In 2021 our Visiting Fellow was Prof. Emeritus Dario Libero Gamboni (University of Geneva, Switzerland). Gamboni completed his studies at the University of Lausanne and EHESS, Paris. He has published widely on various areas of nineteenth-century art history, with a focus on the period around 1900.
One of his recent topics has been artists’ and collectors’ museums, the subject of this year’s online lecture on 6 June. Watch the full lecture on YouTube.
Unfortunately, due to the COVID-19 pandemic, the planned Visiting Fellow for 2020 could not take place.
Prof. dr. Neil McWilliam has given a seminar entitled Tradition and Identity: The Nation in 19th-Century Art. During this series, the question was examined to what extent nationalism manifested itself in nineteenth-century art.
Frances Connelly, Ph.D., Professor of Modern Art at the University of Missouri-Kansas City has given a seminar entitled: The Grotesque in Late Nineteenth-Century.
Prof. Willa Silverman, Mailvin E. and Lea Porfessor of French and Jewish Studies, Penn State University, Pennsylvania, USA. The title of her seminar was: Art and Life in Belle Époque Paris: Collectors, Decorative Artists, Esthetics.
Prof. dr. Richard Thomson, Watson Gordon Professor of Fine Art at The University of Edinburgh, gave a seminar entitled: The Low Life of Paris and the High Culture of France. Some Themes and Questions, 1850-1914.
Prof. em. Reinhold Heller, The University of Chicago, Edvard Munch : Vincent Van Gogh. Explorations of Affinity, Influences and Reputations.
Dr Gloria Groom, The Art Institute of Chicago, Impressionism, Fashion, and Modernity.
Prof. Michael Zimmerman, Katholischen Universität Eichstätt-Ingolstadt, Cézanne – Reinventing the Still-Life Tradition. Opticality, Reality, Allegory.

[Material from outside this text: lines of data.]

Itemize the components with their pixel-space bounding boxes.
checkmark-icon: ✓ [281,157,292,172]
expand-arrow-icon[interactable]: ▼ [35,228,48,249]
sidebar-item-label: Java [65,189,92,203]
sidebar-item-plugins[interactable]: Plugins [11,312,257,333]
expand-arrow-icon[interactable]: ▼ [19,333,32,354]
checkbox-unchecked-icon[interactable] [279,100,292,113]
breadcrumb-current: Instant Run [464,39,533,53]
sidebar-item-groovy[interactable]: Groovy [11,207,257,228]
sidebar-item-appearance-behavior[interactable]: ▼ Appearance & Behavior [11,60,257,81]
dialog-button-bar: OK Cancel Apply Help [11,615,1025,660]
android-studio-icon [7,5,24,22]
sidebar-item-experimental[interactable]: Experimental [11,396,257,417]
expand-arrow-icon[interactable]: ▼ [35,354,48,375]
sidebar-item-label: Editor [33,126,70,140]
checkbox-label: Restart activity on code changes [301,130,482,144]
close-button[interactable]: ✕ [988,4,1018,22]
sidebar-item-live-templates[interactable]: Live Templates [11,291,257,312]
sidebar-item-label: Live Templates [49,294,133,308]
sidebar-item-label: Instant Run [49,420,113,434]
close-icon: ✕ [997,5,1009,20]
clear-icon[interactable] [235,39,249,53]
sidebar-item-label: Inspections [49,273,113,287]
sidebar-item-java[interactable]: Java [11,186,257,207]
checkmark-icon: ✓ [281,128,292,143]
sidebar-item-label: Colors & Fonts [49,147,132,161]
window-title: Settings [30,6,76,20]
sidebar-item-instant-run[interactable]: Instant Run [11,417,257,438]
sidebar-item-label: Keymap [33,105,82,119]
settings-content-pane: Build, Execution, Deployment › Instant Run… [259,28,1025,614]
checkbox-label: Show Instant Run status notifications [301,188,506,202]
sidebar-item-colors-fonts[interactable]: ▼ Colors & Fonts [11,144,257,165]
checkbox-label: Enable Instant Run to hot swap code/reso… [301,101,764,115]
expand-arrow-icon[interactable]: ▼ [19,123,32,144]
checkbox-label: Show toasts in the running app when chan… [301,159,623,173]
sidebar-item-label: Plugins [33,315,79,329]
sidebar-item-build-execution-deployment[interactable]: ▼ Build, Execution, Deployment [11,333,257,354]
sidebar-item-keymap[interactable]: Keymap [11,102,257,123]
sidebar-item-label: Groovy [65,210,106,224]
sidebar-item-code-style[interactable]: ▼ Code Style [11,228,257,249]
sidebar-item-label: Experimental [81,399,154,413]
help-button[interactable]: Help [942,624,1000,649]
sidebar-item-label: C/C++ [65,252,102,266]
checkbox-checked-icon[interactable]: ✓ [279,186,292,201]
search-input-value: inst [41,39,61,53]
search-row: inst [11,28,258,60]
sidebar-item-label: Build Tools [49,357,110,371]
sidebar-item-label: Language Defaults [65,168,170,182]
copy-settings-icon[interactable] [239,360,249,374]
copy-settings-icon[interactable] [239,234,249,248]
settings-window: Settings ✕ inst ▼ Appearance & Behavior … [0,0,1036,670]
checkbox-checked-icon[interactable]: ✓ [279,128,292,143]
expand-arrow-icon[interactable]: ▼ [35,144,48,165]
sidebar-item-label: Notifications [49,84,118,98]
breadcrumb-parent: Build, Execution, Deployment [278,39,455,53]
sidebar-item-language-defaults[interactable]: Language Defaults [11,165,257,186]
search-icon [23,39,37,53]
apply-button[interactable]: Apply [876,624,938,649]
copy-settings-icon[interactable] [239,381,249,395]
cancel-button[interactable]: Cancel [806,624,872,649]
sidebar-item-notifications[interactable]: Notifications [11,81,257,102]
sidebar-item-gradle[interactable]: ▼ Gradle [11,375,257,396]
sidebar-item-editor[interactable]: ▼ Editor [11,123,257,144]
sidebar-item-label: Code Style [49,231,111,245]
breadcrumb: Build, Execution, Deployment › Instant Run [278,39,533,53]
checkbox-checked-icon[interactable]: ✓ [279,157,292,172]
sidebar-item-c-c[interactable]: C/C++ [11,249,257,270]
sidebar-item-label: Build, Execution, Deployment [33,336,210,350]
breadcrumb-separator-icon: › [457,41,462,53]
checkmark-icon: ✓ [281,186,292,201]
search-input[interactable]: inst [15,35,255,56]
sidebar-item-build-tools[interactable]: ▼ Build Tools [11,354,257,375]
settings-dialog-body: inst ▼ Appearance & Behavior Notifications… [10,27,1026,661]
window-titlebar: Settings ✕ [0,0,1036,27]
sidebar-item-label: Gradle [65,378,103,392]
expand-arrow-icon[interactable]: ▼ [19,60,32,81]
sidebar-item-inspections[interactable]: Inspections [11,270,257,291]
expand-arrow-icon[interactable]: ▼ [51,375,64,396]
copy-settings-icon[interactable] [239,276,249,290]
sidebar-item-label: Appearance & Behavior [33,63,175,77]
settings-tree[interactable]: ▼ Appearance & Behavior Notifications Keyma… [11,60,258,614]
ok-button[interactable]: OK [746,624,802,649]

Prof. Petra ten Doesschate Chu, Seton Hall University, In Search of the ‘Pleasing, Saleable…’. Marketing Contemporary Art in Nineteenth-Century Europe and America.
Prof. John House, The Courtauld Institute of Art, Horizontal History. Rethinking Later Nineteenth-Century French Painting.
Prof. Gabriel P. Weisberg, University of Minnesota, Illusions of Reality.
Prof. June Hargrove, University of Maryland, Paul Gauguin: Decorating our Dream.
Prof. Patricia Mainardi, City University of New York, Word & Image 1780–1900.
Prof. Richard Thomson, University of Edinburgh, Style versus the State: Naturalism and Avant-gardism in France, 1885–1900.